Posted - Sep 27 2021 :  10:08:31 AM  Show Profile  Reply with Quote
Hi! To start, I have a couple of questions. Which type of flour are you using, and when you mix your dough, are you adding the upper limit of flour called for in the recipe?

During your last attempt, I suspect that the overnight rise contributed to the wet consistency of your bread. As it sat overnight, the yeasts and bacteria likely worked to break down the gluten proteins in the flour, resulting in a loose dough. It's comparable to when you first get your mother started—the flour/water mixture is thick and sticky, but after the first few days, once some yeasts and bacteria get their feet in the door, the consistency of your mother relaxes.

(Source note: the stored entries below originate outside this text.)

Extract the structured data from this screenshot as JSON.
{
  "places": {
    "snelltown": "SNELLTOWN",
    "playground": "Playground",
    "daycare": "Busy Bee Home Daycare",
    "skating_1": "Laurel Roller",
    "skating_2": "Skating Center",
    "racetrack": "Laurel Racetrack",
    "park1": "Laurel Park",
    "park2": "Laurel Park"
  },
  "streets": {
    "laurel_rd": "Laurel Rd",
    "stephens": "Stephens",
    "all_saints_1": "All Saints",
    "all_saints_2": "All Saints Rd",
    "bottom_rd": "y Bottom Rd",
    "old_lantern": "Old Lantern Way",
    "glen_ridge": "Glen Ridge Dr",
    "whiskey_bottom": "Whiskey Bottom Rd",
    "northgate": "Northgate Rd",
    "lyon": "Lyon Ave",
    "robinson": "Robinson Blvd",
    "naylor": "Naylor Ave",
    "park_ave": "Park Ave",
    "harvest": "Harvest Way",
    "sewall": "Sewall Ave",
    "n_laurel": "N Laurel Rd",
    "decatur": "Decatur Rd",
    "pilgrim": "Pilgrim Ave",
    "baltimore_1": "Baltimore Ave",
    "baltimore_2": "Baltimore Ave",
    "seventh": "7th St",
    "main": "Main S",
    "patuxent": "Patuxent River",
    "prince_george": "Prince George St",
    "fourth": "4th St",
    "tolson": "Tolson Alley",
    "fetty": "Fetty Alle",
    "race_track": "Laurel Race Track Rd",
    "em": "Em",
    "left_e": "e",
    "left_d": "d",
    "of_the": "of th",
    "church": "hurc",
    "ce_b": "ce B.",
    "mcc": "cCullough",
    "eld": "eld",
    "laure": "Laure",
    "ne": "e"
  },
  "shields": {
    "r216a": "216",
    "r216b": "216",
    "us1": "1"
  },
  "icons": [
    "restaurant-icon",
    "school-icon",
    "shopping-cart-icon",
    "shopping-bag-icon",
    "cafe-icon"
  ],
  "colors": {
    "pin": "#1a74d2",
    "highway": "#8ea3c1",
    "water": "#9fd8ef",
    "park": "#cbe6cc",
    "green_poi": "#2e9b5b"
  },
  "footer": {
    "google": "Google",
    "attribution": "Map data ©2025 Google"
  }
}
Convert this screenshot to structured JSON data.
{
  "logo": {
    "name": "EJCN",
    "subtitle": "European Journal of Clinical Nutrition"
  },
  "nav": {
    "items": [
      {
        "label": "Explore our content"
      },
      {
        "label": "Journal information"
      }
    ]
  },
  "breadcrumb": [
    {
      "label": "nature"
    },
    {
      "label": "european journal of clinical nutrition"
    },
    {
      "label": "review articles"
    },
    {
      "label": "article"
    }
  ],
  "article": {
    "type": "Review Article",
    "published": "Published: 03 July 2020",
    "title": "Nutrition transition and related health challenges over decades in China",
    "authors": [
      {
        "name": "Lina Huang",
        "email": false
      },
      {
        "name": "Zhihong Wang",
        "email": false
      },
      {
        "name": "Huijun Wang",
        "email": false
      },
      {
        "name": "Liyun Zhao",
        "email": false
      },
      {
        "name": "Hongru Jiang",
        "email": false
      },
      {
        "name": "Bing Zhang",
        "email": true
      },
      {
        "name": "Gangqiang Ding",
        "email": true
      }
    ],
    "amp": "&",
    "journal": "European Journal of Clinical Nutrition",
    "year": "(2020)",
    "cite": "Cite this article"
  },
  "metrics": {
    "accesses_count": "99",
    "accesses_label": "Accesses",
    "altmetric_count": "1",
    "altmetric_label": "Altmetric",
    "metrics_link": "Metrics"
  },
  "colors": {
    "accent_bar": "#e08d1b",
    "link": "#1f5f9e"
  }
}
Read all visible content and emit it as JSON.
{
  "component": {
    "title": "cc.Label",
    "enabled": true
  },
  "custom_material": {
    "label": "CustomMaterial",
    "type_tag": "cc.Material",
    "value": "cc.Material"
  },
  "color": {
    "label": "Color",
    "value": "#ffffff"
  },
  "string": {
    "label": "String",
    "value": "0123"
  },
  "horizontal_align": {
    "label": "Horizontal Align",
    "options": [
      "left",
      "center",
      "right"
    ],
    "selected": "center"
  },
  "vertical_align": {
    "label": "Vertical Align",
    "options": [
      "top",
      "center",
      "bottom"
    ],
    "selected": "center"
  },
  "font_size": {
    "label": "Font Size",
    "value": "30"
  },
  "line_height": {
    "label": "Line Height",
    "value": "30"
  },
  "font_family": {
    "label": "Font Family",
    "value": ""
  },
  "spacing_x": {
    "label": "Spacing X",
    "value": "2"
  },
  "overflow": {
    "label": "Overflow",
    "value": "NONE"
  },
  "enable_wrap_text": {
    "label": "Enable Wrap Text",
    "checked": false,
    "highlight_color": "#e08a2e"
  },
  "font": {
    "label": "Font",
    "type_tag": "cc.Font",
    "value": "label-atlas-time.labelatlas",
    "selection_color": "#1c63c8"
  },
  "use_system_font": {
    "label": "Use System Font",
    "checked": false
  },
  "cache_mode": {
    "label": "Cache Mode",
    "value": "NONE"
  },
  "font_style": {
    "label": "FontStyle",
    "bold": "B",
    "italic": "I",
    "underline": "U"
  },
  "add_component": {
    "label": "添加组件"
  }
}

The best process for making the boule is to turn it as described in step 4 using bowl scraper. It sounds like you had difficulty with this initially, because your loaves were turning out formless. I think adding more flour would remedy this issue. You want the dough to be a little wet, because during the first 2 hour proof, the flour in the dough will absorb excess water. This is especially true for Kamut and sprouted wheat. However, your dough shouldn't be so wet that you can't work it with lightly oiled hands. Knowing which type of flour you're using is helpful for troubleshooting, because each one behaves differently (we touch on some of these quirks in the section titled "Let's Talk Flour and Specialty Ingredients", which begins on p. 190).